In response to another E. coli O157:H7 outbreak, which probably began in mid-March 2018, the CDC recommended in April 2018 that consumers not buy or eat romaine lettuce unless they could confirm it was not from the Yuma, Arizona, growing region. On May 22, 2018, after a month-long warning, the CDC announced it was now safe to consume romaine again. The outbreak killed five people and caused 89 hospitalizations across 32 states. In June 2018, the Food and Drug Administration (FDA) traced the source of the latest E. coli outbreak to water from a canal located in Yuma, Arizona.

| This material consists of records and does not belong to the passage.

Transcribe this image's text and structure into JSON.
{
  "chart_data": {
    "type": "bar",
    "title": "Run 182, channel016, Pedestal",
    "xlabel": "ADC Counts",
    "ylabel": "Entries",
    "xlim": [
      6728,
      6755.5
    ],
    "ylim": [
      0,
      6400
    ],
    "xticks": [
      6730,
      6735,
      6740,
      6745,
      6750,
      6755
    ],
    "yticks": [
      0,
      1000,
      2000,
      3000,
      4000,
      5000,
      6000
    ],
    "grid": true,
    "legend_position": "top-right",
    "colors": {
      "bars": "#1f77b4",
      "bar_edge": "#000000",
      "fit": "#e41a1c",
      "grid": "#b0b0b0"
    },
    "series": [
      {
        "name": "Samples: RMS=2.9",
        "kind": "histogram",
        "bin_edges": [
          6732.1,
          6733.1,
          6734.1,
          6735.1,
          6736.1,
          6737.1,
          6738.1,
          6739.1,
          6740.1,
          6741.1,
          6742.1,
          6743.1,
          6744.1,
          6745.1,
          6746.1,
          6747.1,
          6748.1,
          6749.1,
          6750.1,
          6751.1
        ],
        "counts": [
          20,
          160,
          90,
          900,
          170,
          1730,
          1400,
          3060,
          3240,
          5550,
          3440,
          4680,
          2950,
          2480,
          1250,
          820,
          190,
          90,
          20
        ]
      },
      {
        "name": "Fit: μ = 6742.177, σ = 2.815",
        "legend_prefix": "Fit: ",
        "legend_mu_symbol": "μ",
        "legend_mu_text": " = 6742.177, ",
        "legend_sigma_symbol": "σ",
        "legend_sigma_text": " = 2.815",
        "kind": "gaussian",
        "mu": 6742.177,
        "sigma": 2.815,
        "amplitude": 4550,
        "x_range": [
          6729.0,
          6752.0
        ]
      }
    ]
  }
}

In November 2018, the CDC and PHA issued a warning to consumers that romaine lettuce should not be consumed in any form, and that they should dispose of any currently on hand. The same strain of E. coli identified in the 2017-2018 outbreak was implicated. At least 43 people became ill in this outbreak, which the FDA traced to one of six counties in central California: Monterey, San Benito, San Luis Obispo, Santa Barbara, Santa Cruz and Ventura.

==Growers==
In North American supermarkets, romaine is widely available year-round. Many US growers of romaine lettuce farm in Salinas, California, in the summer and the Imperial Valley and Yuma, Arizona, in the winter, relying on day laborers crossing the border from Mexico. Much of the romaine lettuce sold in northern Europe is grown in southern Spain, relying on migrant laborers from Africa.